Elvira looked baffled. “A couch? I didn’t order a couch.”
“Are you sure? The name says ‘Elvira Henderson.’ Says it was ordered by your cousin Martha.”
The crowd of guests looked at each other, intrigued by this new twist.
“Wait,” Dave said slowly, “isn’t Martha the one who…?”
Elvira looked mortified. “She did say she had a surprise for me, but…”
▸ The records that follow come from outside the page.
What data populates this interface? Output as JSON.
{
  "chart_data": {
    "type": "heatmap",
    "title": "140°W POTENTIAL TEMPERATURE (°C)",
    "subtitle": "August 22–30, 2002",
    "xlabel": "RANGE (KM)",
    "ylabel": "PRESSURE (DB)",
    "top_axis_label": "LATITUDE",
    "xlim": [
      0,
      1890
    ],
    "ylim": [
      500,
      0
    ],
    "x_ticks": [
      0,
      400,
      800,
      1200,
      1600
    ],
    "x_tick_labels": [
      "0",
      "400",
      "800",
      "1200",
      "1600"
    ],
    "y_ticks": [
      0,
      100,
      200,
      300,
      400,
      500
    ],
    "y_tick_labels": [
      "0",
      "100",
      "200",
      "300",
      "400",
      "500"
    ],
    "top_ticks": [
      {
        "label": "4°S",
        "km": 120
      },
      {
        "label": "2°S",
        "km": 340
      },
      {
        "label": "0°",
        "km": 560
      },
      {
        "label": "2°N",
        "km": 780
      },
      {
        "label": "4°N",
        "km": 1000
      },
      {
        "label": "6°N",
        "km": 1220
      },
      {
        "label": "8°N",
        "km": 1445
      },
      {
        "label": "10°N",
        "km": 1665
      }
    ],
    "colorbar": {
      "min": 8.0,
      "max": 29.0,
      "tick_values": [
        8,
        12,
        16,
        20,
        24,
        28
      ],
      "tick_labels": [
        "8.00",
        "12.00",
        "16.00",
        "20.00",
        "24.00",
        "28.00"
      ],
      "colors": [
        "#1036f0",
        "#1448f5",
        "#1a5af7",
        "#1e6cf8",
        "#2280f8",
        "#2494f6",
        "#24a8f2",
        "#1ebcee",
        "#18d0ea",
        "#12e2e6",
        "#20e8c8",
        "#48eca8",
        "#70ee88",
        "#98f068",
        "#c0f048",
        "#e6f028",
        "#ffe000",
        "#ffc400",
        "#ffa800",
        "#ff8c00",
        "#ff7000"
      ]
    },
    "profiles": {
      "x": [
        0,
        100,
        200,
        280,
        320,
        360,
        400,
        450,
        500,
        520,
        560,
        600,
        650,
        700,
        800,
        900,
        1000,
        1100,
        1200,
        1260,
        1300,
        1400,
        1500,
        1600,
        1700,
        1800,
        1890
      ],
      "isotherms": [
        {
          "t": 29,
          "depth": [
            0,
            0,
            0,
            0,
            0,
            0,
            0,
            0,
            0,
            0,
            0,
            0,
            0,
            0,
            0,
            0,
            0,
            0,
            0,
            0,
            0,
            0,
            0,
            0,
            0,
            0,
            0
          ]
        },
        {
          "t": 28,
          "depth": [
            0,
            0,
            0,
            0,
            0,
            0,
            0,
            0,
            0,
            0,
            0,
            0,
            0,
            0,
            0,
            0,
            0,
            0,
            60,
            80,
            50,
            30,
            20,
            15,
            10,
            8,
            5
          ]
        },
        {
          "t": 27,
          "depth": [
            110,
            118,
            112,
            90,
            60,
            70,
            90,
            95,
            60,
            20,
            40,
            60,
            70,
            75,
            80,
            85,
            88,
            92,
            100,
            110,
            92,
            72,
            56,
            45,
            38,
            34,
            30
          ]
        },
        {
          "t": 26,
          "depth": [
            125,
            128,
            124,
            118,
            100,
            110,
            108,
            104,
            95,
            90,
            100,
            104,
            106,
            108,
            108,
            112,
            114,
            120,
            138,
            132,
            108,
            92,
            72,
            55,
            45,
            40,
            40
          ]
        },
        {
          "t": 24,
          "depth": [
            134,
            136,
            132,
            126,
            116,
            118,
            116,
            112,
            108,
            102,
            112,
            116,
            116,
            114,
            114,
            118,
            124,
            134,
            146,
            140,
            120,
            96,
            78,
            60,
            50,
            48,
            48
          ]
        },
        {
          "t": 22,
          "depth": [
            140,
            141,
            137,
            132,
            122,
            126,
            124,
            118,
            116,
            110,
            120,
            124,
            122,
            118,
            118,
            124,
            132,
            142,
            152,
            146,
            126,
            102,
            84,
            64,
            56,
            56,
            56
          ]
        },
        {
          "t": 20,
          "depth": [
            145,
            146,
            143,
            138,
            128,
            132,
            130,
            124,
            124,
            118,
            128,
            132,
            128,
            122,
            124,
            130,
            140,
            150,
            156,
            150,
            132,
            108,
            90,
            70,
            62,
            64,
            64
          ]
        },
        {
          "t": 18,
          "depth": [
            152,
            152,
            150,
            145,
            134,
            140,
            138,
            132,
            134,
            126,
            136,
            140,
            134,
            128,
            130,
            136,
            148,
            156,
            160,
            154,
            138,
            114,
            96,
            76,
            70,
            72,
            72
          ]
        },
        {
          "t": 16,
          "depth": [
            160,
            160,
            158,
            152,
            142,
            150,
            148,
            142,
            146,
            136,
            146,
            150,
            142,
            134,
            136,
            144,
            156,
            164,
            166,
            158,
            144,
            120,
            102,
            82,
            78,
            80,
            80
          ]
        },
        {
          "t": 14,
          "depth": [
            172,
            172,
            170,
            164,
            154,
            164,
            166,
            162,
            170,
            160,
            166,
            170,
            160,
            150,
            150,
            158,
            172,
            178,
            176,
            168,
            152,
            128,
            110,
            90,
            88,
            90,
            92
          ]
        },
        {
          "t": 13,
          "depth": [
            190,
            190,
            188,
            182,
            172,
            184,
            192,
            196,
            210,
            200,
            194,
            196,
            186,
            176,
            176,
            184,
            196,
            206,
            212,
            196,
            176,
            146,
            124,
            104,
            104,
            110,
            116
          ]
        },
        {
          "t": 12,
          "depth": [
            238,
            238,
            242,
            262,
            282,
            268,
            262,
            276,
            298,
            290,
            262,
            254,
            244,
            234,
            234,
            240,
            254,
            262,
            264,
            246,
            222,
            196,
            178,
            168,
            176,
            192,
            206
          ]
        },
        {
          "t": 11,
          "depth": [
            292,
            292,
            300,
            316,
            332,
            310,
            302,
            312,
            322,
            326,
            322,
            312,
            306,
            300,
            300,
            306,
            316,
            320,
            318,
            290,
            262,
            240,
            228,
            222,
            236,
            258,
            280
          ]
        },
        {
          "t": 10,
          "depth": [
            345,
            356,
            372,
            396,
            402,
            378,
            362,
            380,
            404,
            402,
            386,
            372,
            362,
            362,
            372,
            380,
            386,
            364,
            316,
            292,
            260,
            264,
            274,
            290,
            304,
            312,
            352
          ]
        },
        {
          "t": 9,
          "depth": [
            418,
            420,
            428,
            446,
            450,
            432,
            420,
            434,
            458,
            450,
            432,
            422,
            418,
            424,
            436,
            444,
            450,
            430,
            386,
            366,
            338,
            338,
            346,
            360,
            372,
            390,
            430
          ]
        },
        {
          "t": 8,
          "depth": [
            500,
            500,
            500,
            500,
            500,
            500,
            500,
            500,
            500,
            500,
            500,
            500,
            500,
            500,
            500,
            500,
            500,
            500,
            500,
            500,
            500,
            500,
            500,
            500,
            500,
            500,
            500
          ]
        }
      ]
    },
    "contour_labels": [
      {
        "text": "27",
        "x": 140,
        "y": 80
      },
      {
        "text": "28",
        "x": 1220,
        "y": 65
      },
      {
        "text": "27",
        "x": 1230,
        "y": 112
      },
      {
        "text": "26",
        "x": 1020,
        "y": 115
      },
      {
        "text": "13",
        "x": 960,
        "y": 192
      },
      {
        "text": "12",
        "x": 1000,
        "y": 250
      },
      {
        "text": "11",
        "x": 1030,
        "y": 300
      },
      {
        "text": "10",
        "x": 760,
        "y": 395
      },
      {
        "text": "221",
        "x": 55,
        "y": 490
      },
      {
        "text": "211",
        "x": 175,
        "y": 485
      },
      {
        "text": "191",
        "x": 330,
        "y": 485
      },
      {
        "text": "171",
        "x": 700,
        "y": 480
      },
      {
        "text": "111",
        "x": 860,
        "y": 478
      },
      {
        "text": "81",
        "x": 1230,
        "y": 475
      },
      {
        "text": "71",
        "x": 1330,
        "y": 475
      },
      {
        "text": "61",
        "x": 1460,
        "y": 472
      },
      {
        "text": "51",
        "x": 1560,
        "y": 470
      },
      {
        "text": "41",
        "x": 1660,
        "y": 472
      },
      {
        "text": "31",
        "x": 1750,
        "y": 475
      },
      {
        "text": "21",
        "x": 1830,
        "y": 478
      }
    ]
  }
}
The movers shuffled past them, hauling in an enormous, grotesquely pink couch that looked like it had been designed by someone who hated both comfort and the color pink.
“This is the ugliest couch I’ve ever seen,” muttered Jenny.
Just then, Gus gasped, pointing at the couch. “Look—on the armrest!”
There, etched into the hideous upholstery, was the word “RANDOLPH.”
Elvira’s eyes widened. “It’s a sign! Randolph has manifested himself… in the furniture!”
The room erupted in screams, as guests ran around, throwing crystals and chanting. Gus threw his wrench in the air, while Dave fainted dramatically onto the ghastly pink couch. The only one not panicked was Elvira, who stood with her arms outstretched, basking in what she considered an indisputable victory.
Suddenly, Martha burst through the front door, holding a cake. “Surprise! I thought I’d spruce up the place with a couch and some dessert!”
She stopped dead, taking in the chaos of the room—the plumber, the movers, guests chanting around the garbage disposal, and Dave passed out on the couch with “RANDOLPH” written on his forehead in what appeared to be permanent marker.
Martha sighed, handing Elvira the cake. “You said this retreat was a health spa, Elvira. Why is everyone losing their minds?”
Elvira grinned, gesturing to the wreckage. “Exactly as planned!